Na dimensão diametralmente oposta, os pais permissivos não impõem uma regulação rígida e pautam-se por uma conduta pouco exigente e muito afectuosa. Preferem que a criança/adolescente se auto-regule e constituem, na perspectiva da criança, um recurso para esta alcançar os seus desejos e não um modelo a seguir (Baumrind,1966). A sua não-interferência aquando de um comportamento desadequado tende a funcionar como reforço positivo desse mesmo comportamento (Baumrind,1966). Por sua vez, no estilo autoritativo existe um equilíbrio, uma mescla das melhores características dos estilos autoritário e permissivo. Estes pais exercem uma disciplina moderada com o esclarecimento de normas e limites, um estímulo da autonomia, uma comunicação eficaz, otimista e positiva que se adequa à situação e maturidade da criança/adolescente. Existe na relação pais- filhos uma envolvência emocional adequada, sem tocar os extremos da permissividade ou do autoritarismo. Grosso modo, o estilo parental autoritativo tem estado associado a uma maior maturidade e competência social, assim como a maiores níveis de responsabilidade e sucesso académico em crianças e adolescentes (Gfroerer et al. 2011). É sobretudo este estilo parental e as práticas a ele associadas, que se revelam como mais adequados e conducentes a um desenvolvimento equilibrado e harmonioso, e por conseguinte aquele que irá ser discutido ao longo deste artigo. Neste sentido, dar-se-á ênfase a dimensões que se podem considerar de algum modo como inclusas e conexas com este modelo.

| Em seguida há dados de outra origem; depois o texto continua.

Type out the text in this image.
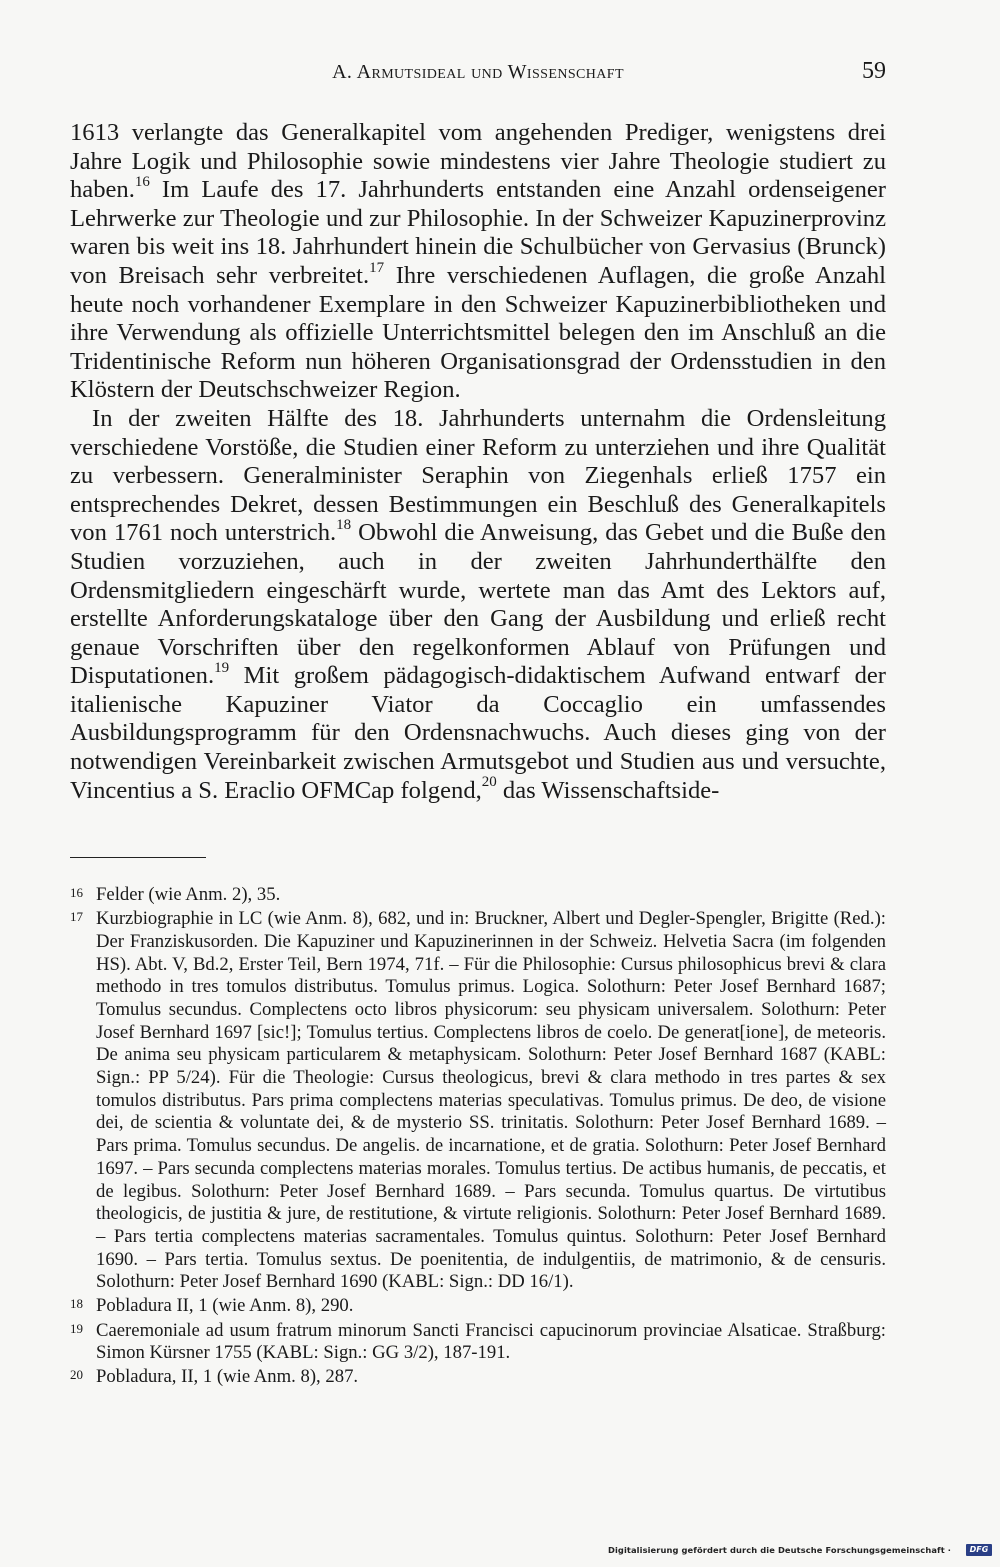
A. Armutsideal und Wissenschaft	59

1613 verlangte das Generalkapitel vom angehenden Prediger, wenigstens drei Jahre Logik und Philosophie sowie mindestens vier Jahre Theologie studiert zu haben.$^{16}$ Im Laufe des 17. Jahrhunderts entstanden eine Anzahl ordenseigener Lehrwerke zur Theologie und zur Philosophie. In der Schweizer Kapuzinerprovinz waren bis weit ins 18. Jahrhundert hinein die Schulbücher von Gervasius (Brunck) von Breisach sehr verbreitet.$^{17}$ Ihre verschiedenen Auflagen, die große Anzahl heute noch vorhandener Exemplare in den Schweizer Kapuzinerbibliotheken und ihre Verwendung als offizielle Unterrichtsmittel belegen den im Anschluß an die Tridentinische Reform nun höheren Organisationsgrad der Ordensstudien in den Klöstern der Deutschschweizer Region.

In der zweiten Hälfte des 18. Jahrhunderts unternahm die Ordensleitung verschiedene Vorstöße, die Studien einer Reform zu unterziehen und ihre Qualität zu verbessern. Generalminister Seraphin von Ziegenhals erließ 1757 ein entsprechendes Dekret, dessen Bestimmungen ein Beschluß des Generalkapitels von 1761 noch unterstrich.$^{18}$ Obwohl die Anweisung, das Gebet und die Buße den Studien vorzuziehen, auch in der zweiten Jahrhunderthälfte den Ordensmitgliedern eingeschärft wurde, wertete man das Amt des Lektors auf, erstellte Anforderungskataloge über den Gang der Ausbildung und erließ recht genaue Vorschriften über den regelkonformen Ablauf von Prüfungen und Disputationen.$^{19}$ Mit großem pädagogisch-didaktischem Aufwand entwarf der italienische Kapuziner Viator da Coccaglio ein umfassendes Ausbildungsprogramm für den Ordensnachwuchs. Auch dieses ging von der notwendigen Vereinbarkeit zwischen Armutsgebot und Studien aus und versuchte, Vincentius a S. Eraclio OFMCap folgend,$^{20}$ das Wissenschaftside-

16 Felder (wie Anm. 2), 35.
17 Kurzbiographie in LC (wie Anm. 8), 682, und in: Bruckner, Albert und Degler-Spengler, Brigitte (Red.): Der Franziskusorden. Die Kapuziner und Kapuzinerinnen in der Schweiz. Helvetia Sacra (im folgenden HS). Abt. V, Bd.2, Erster Teil, Bern 1974, 71f. – Für die Philosophie: Cursus philosophicus brevi & clara methodo in tres tomulos distributus. Tomulus primus. Logica. Solothurn: Peter Josef Bernhard 1687; Tomulus secundus. Complectens octo libros physicorum: seu physicam universalem. Solothurn: Peter Josef Bernhard 1697 [sic!]; Tomulus tertius. Complectens libros de coelo. De generat[ione], de meteoris. De anima seu physicam particularem & metaphysicam. Solothurn: Peter Josef Bernhard 1687 (KABL: Sign.: PP 5/24). Für die Theologie: Cursus theologicus, brevi & clara methodo in tres partes & sex tomulos distributus. Pars prima complectens materias speculativas. Tomulus primus. De deo, de visione dei, de scientia & voluntate dei, & de mysterio SS. trinitatis. Solothurn: Peter Josef Bernhard 1689. – Pars prima. Tomulus secundus. De angelis. de incarnatione, et de gratia. Solothurn: Peter Josef Bernhard 1697. – Pars secunda complectens materias morales. Tomulus tertius. De actibus humanis, de peccatis, et de legibus. Solothurn: Peter Josef Bernhard 1689. – Pars secunda. Tomulus quartus. De virtutibus theologicis, de justitia & jure, de restitutione, & virtute religionis. Solothurn: Peter Josef Bernhard 1689. – Pars tertia complectens materias sacramentales. Tomulus quintus. Solothurn: Peter Josef Bernhard 1690. – Pars tertia. Tomulus sextus. De poenitentia, de indulgentiis, de matrimonio, & de censuris. Solothurn: Peter Josef Bernhard 1690 (KABL: Sign.: DD 16/1).
18 Pobladura II, 1 (wie Anm. 8), 290.
19 Caeremoniale ad usum fratrum minorum Sancti Francisci capucinorum provinciae Alsaticae. Straßburg: Simon Kürsner 1755 (KABL: Sign.: GG 3/2), 187-191.
20 Pobladura, II, 1 (wie Anm. 8), 287.
Digitalisierung gefördert durch die Deutsche Forschungsgemeinschaft ·	DFG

Assim, irá ser abordada a supervisão e superproteção parental, o papel das emoções na relação pais-filhos, e a eficácia dos métodos disciplinares na prevenção de alterações comportamentais.

Discussão Controlo e supervisão: quando, quanto e como? O controlo consiste na forma como os pais direcionam e modelam o comportamento dos filhos, através de exigências e restrições. Este apresenta duas dimensões: o controlo comportamental e psicológico. Podemos referir que o controlo comportamental comporta recompensas tais como o elogio ou, a contrário sensu, punições verbais ou físicas aquando de comportamentos que estão para além das regras estabelecidas. Por sua vez, o controlo psicológico refere-se à relação psicológica entre pais e filhos e consiste em expressões sentimentais negativas associadas a comportamentos não desejados pelos pais. Encontra-se ligado à indução de culpa e vergonha, inibe a expressão de emoções e assemelha-se a uma manipulação. Por exemplo, expressar desagrado, desapontamento ou enfatizar os sacrifícios que os pais fazem pelo filho (Manzeske e Stright, 2009). O controlo excessivo, nas suas duas vertentes, enquadrado no estilo autoritário, é contraproducente sobretudo nos jovens adultos, que acaba por interferir no seu processo de individuação e formação de identidade (Manzeske e Stright, 2009). Com efeito, a construção do eu revela-se para o adolescente um estádio crucial sendo norteado pelos vetores autonomia (face aos pais) e identidade (face a si próprio). Torna-se uma crise, seguindo a terminologia Ericksoniana, constituindo-se como determinante para o lifespan (no decurso da vida).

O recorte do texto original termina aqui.